De part et d’autre de l’Union Européenne (UE), l’étau se resserre autour des migrants en situation irrégulière : fragilisés par la crise financière, de plus en plus d’États adoptent des politiques migratoires xénophobes.

 

11 mai 2012, 80e Congrès de l'Acfas – À travers le cas de la France, l’historien Olivier Le Cour Grandmaison dresse un bilan de ce virage politique dans le colloque Flux et régimes migratoires : tendances nouvelles et mutations qualitatives.

La Courneuve

C’était en juin 2005, dans la cité des 4000, un quartier défavorisé de La Courneuve, en banlieue parisienne. Nicolas Sarkozy, alors ministre de l’Intérieur, y effectuait une visite suite à la mort d’un garçon de onze ans, tué la veille par une balle perdue lors d’une altercation entre deux bandes rivales. Ce jour-là, celui qui allait devenir Président de la République en a choqué plus d’un avec sa déclaration pour le moins imagée : « On va nettoyer la cité au Karcher1. Ceux qui ne respecteront pas la loi, on les tapera dur. » Le ton était donné.

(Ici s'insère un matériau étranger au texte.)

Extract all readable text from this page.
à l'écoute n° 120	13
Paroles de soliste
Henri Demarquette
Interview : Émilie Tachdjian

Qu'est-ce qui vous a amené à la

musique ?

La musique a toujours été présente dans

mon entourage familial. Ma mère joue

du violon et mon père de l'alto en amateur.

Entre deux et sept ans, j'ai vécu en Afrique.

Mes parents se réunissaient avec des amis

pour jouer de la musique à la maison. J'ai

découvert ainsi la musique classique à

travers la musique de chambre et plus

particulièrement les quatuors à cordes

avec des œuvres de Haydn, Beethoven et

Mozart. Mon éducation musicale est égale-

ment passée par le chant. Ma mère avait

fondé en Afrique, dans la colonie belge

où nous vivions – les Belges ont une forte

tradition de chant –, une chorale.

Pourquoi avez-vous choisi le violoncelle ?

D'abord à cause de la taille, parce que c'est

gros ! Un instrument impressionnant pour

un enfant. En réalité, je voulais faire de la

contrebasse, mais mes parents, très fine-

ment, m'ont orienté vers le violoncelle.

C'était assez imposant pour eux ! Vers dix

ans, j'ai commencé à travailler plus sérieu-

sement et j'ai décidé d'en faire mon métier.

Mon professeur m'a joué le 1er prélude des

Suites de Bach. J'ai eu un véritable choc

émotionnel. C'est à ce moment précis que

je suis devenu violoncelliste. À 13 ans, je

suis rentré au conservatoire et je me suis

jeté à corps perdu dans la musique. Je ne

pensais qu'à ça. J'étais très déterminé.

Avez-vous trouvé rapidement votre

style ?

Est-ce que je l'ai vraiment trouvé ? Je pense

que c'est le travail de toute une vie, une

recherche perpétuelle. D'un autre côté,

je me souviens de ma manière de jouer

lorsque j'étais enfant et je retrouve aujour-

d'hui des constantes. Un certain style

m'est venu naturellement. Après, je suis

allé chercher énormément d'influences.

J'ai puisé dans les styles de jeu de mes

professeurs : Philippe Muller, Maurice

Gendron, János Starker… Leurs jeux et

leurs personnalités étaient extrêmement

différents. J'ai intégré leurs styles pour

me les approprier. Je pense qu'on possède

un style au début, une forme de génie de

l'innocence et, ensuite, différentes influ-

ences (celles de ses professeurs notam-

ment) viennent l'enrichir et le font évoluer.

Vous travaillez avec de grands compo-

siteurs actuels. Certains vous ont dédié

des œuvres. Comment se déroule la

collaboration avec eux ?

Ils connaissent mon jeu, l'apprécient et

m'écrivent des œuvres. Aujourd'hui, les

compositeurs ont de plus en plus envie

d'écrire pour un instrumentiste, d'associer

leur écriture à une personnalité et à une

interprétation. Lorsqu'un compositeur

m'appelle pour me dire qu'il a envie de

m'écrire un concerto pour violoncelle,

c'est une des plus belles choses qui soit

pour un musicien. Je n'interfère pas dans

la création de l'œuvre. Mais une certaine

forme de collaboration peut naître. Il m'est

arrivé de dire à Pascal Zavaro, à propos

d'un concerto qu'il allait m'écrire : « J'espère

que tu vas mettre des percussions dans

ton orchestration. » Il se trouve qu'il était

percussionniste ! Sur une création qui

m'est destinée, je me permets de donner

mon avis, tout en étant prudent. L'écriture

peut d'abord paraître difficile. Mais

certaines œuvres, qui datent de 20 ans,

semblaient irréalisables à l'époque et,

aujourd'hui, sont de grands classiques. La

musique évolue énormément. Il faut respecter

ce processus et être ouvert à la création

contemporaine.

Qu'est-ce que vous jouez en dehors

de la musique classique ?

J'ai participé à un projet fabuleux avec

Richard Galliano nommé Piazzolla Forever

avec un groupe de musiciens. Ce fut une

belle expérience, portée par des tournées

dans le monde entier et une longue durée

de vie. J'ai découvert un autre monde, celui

Deux ans plus tard, Nicolas Sarkozy se lance tête première dans sa campagne présidentielle, accaparant les thèmes de l’identité nationale et de l’immigration. Les sondages révèlent que ces sujets sont au 8e rang des préoccupations des Français, loin derrière l’emploi, le pouvoir d’achat et la protection sociale. Mais Nicolas Sarkozy reconnaît qu’il tente par cette stratégie de courtiser le vote de l’extrême droite en allant « chercher les électeurs du Front National (FN) un par un ». Et il l’emportera à 53 % des voix au deuxième tour, présageant quatre ans de jeu « du chat et de la souris» aux sans-papiers.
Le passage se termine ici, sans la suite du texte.